As discussed above, the cornerstone of management of ovarian cancer involves the combination of a maximal surgical effort and combination chemotherapy that includes an intraperitoneal component when appropriate. Both components require a high level of expertise and can only be provided in centers with the appropriate surgical, medical, and nursing resources. At the same time that new drugs and drug delivery options continue to be developed, it is important to ensure that all patients with ovarian cancer can overcome geographical, social, and economical barriers to have access to the current standard treatment modalities that have been shown to provide improved outcomes [57••]. As proposed by Bristow et al., in the USA, transplant surgery offers a template on how regionalization of care can create a model where care is only provided by approved centers. The adoption of a similar centralized system for ovarian cancer will likely be associated with a more efficient delivery of the appropriate care, a more efficient process to enroll patients in clinical trials, and ultimately, this would translate into improved outcomes.

Conclusion

Primary debulking surgery followed by adjuvant chemotherapy is the cornerstone for the management of advanced ovarian cancer. Once the decision has been made to perform cytoreductive surgery, the goal of cytoreductive surgery should be to achieve maximal cytoreduction, as each incremental decrease in residual disease below 1 cm is associated with an incremental improvement in overall survival. However, an aggressive surgical approach may result in increased morbidity, which may have a negative impact on the oncologic outcome.
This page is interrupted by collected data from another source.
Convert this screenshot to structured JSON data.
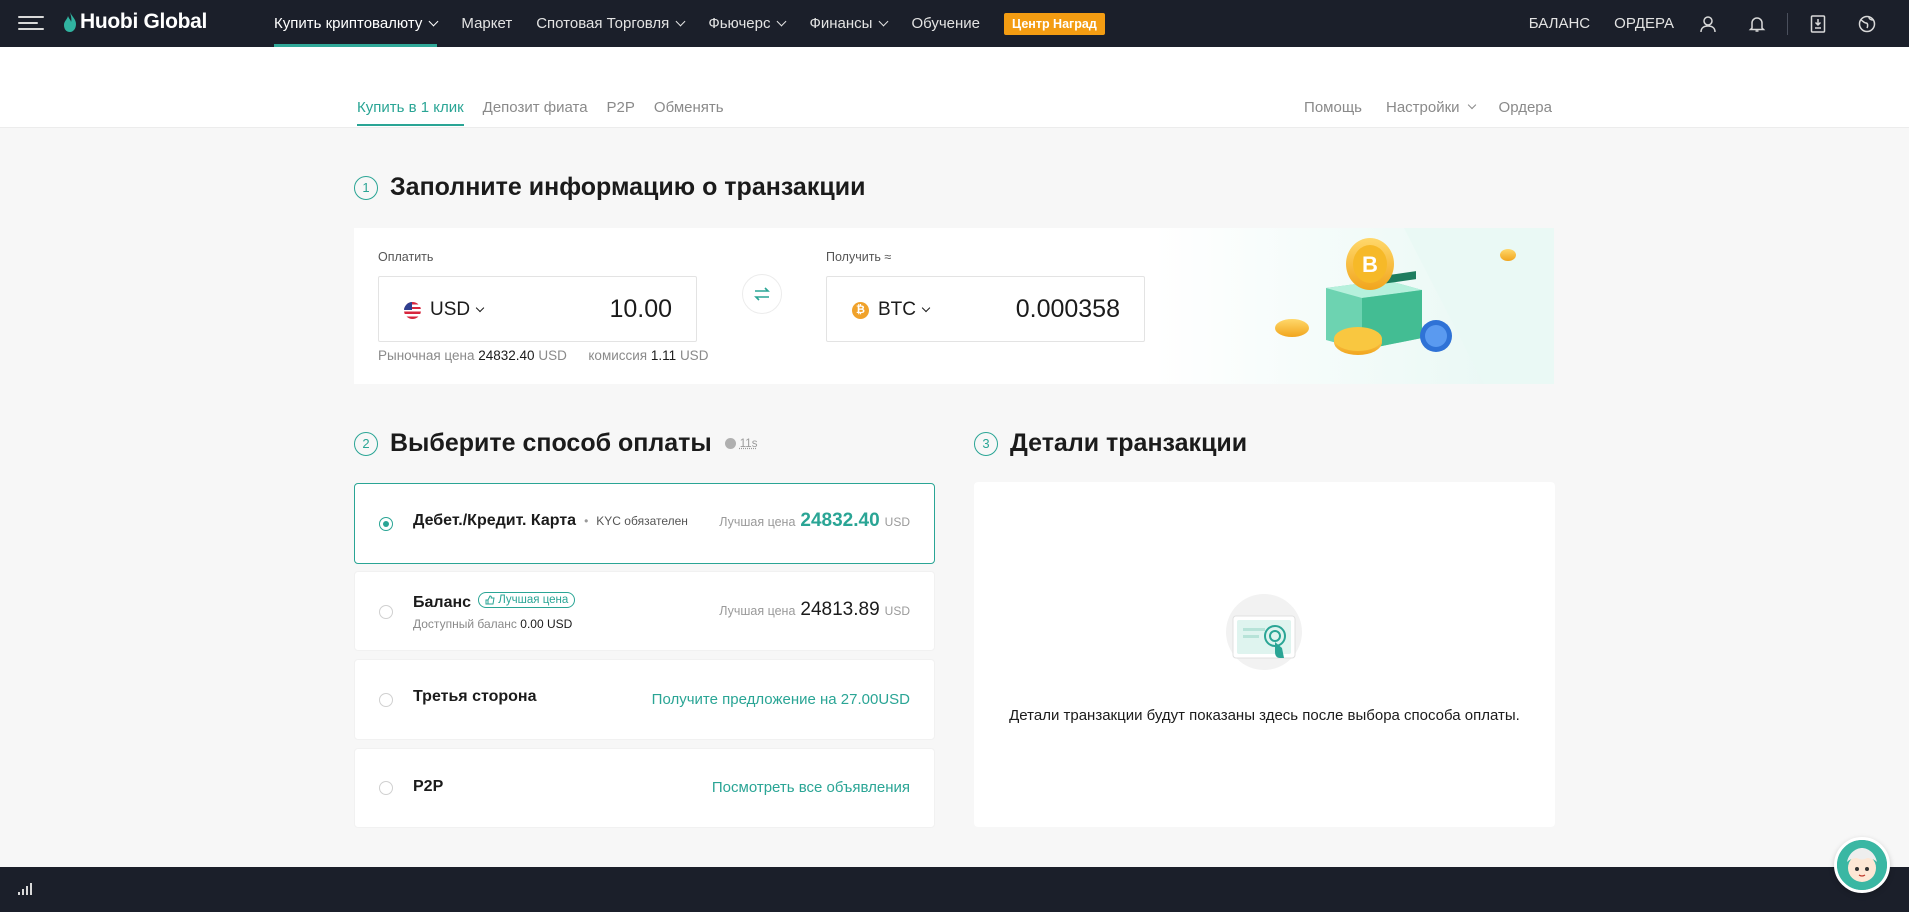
{
  "header": {
    "logo_text": "Huobi Global",
    "nav": [
      {
        "label": "Купить криптовалюту",
        "dropdown": true,
        "active": true
      },
      {
        "label": "Маркет",
        "dropdown": false
      },
      {
        "label": "Спотовая Торговля",
        "dropdown": true
      },
      {
        "label": "Фьючерс",
        "dropdown": true
      },
      {
        "label": "Финансы",
        "dropdown": true
      },
      {
        "label": "Обучение",
        "dropdown": false
      }
    ],
    "rewards_label": "Центр Наград",
    "balance_label": "БАЛАНС",
    "orders_label": "ОРДЕРА",
    "icons": [
      "user-icon",
      "bell-icon",
      "download-icon",
      "globe-icon"
    ]
  },
  "subnav": {
    "tabs": [
      "Купить в 1 клик",
      "Депозит фиата",
      "P2P",
      "Обменять"
    ],
    "active_tab": 0,
    "help": "Помощь",
    "settings": "Настройки",
    "orders": "Ордера"
  },
  "step1": {
    "num": "1",
    "title": "Заполните информацию о транзакции",
    "pay_label": "Оплатить",
    "pay_currency": "USD",
    "pay_amount": "10.00",
    "receive_label": "Получить ≈",
    "receive_currency": "BTC",
    "receive_amount": "0.000358",
    "market_price_label": "Рыночная цена",
    "market_price": "24832.40",
    "market_price_unit": "USD",
    "fee_label": "комиссия",
    "fee": "1.11",
    "fee_unit": "USD"
  },
  "step2": {
    "num": "2",
    "title": "Выберите способ оплаты",
    "timer": "11s",
    "methods": [
      {
        "name": "Дебет./Кредит. Карта",
        "kyc": "KYC обязателен",
        "best_label": "Лучшая цена",
        "best_value": "24832.40",
        "unit": "USD",
        "selected": true
      },
      {
        "name": "Баланс",
        "badge": "Лучшая цена",
        "sub_label": "Доступный баланс",
        "sub_value": "0.00 USD",
        "best_label": "Лучшая цена",
        "best_value": "24813.89",
        "unit": "USD",
        "selected": false
      },
      {
        "name": "Третья сторона",
        "link": "Получите предложение на 27.00USD",
        "selected": false
      },
      {
        "name": "P2P",
        "link": "Посмотреть все объявления",
        "selected": false
      }
    ]
  },
  "step3": {
    "num": "3",
    "title": "Детали транзакции",
    "empty_text": "Детали транзакции будут показаны здесь после выбора способа оплаты."
  },
  "colors": {
    "accent": "#2aa595",
    "header_bg": "#1b1f2a",
    "rewards": "#f39c12"
  }
}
Patients with poor performance status and unresectable disease are candidates for neoadjuvant chemotherapy. Currently, there are no uniformly validated and accepted preoperative selection criteria for immediate referral to neoadjuvant chemotherapy as compared to surgical exploration. Current practices vary depending on the individual surgeon and the context in which he practices. A promising new strategy is the combination of maximal cytoreductive effort and HIPEC. Access to care in centers of excellence in ovarian cancer for all patients with ovarian cancer should be a priority for national organizations.